American Transit’s papers on this motion do not even acknowledge these numerous prior decisions, much less put forward reasons why they might be mistaken. That counsel evidently does not agree with this court’s prior decisions and reasoning does not explain counsel’s choice to ignore them altogether. Nor, in any event, can American Transit’s position on this motion be reconciled with the recent decisions of the Appellate Division, First Department, in Acosta and Alcantara.[FN3]

Accordingly, for the foregoing reasons, American Transit’s motion for summary judgment is denied.

DATE 3/22/2022

Footnotes

Footnote 1:American Transit previously settled with answering defendant Longevity Medical Supply, Inc. (See NYSCEF No. 61.)

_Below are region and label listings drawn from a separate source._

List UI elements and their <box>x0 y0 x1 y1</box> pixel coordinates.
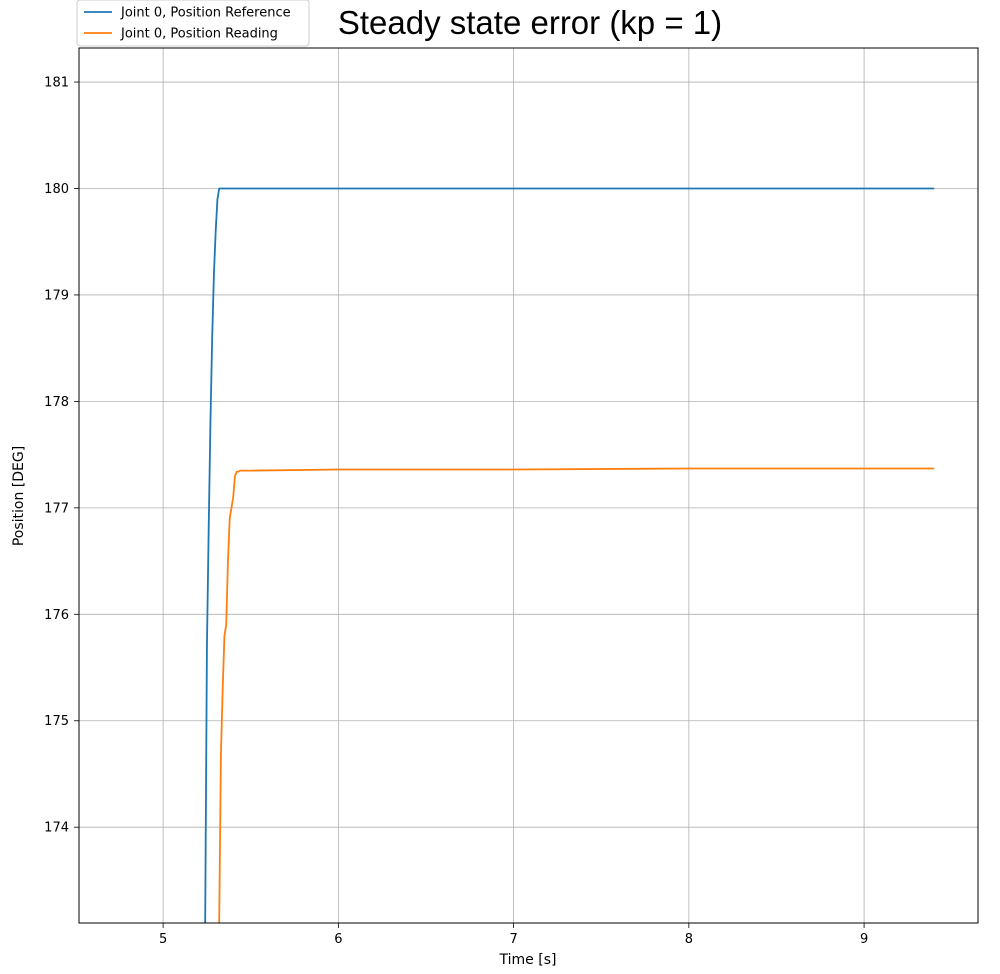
series-line-0 <box>204 187 935 923</box>
legend-box <box>76 0 310 47</box>
legend-label-0: Joint 0, Position Reference <box>120 6 291 21</box>
legend-label-1: Joint 0, Position Reading <box>120 27 278 42</box>
x-tick-label: 5 <box>159 932 167 947</box>
y-tick-label: 181 <box>44 76 69 91</box>
series-line-1 <box>218 467 935 923</box>
x-tick-label: 7 <box>509 932 517 947</box>
y-tick-label: 176 <box>44 608 69 623</box>
x-tick-label: 8 <box>685 932 693 947</box>
chart-title: Steady state error (kp = 1) <box>338 4 722 41</box>
y-tick-label: 178 <box>44 395 69 410</box>
y-axis-label: Position [DEG] <box>11 446 27 546</box>
plot-lines <box>204 187 935 923</box>
x-axis-label: Time [s] <box>499 952 557 968</box>
plot-frame <box>78 47 979 924</box>
y-tick-label: 180 <box>44 182 69 197</box>
y-tick-label: 175 <box>44 714 69 729</box>
x-tick-label: 6 <box>334 932 342 947</box>
y-tick-label: 179 <box>44 288 69 303</box>
legend: Joint 0, Position Reference Joint 0, Posi… <box>76 0 310 47</box>
x-tick-label: 9 <box>860 932 868 947</box>
y-tick-label: 174 <box>44 821 69 836</box>
ticks: 5 6 7 8 9 174 175 176 177 178 179 180 181 <box>44 76 868 947</box>
y-tick-label: 177 <box>44 501 69 516</box>
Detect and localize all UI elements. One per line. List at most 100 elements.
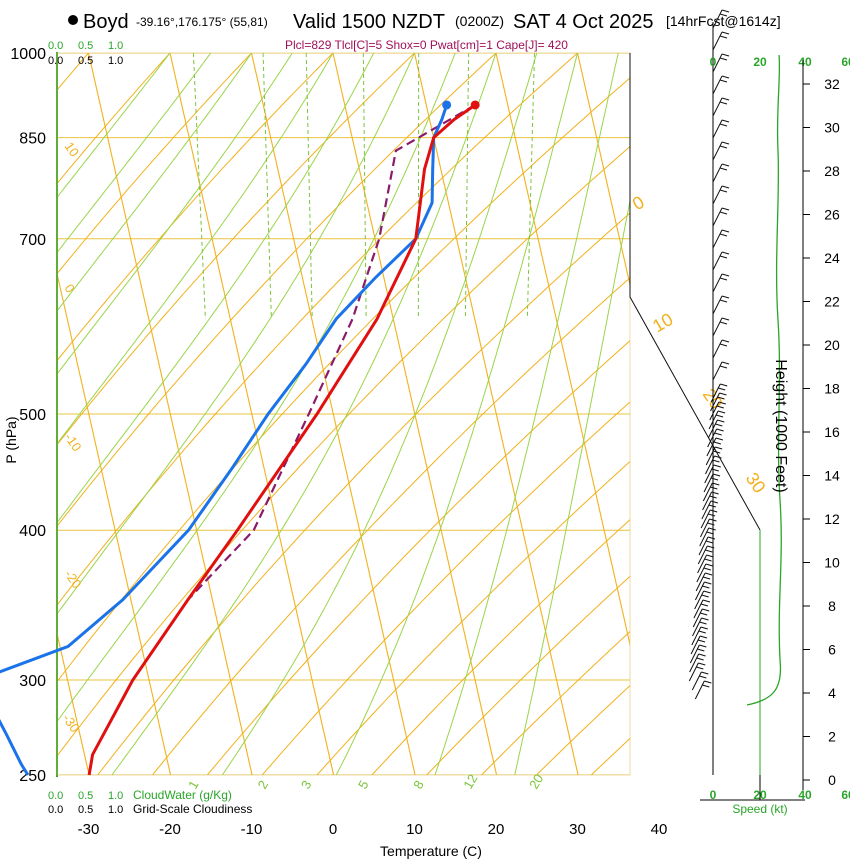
- wind-barb-staff: [688, 662, 699, 682]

Footnote 2:Nor does American Transit contend that it requested the IME before receiving any NF-3 verification forms from those defendants. Had it done so, the 15-day and 30-day deadlines would not apply. (See Mapfre Ins. Co. of NY v Manoo, 140 AD3d 468, 469-470 [1st Dept 2016].)

Footnote 3:American Transit’s counsel here also represented it in the trial court in Acosta and Alcantarai.e., he obtained the grants of summary judgment that the First Department reversed in those cases. (American Transit did not file a brief on appeal in either case.) Although defendants’ opposition papers on this motion cite the First Department decision in Acosta as an additional reason for denying American Transit’s motion (see NYSCEF No. 75 at 4), American Transit’s reply does not address Acosta’s implications for this motion. Instead, the reply cites only the trial-court ruling in Acosta, without acknowledging its reversal. (See NYSCEF No. 85 at 11.) (The First Department decided Alcantara on March 17, 2022, after this motion was fully submitted.)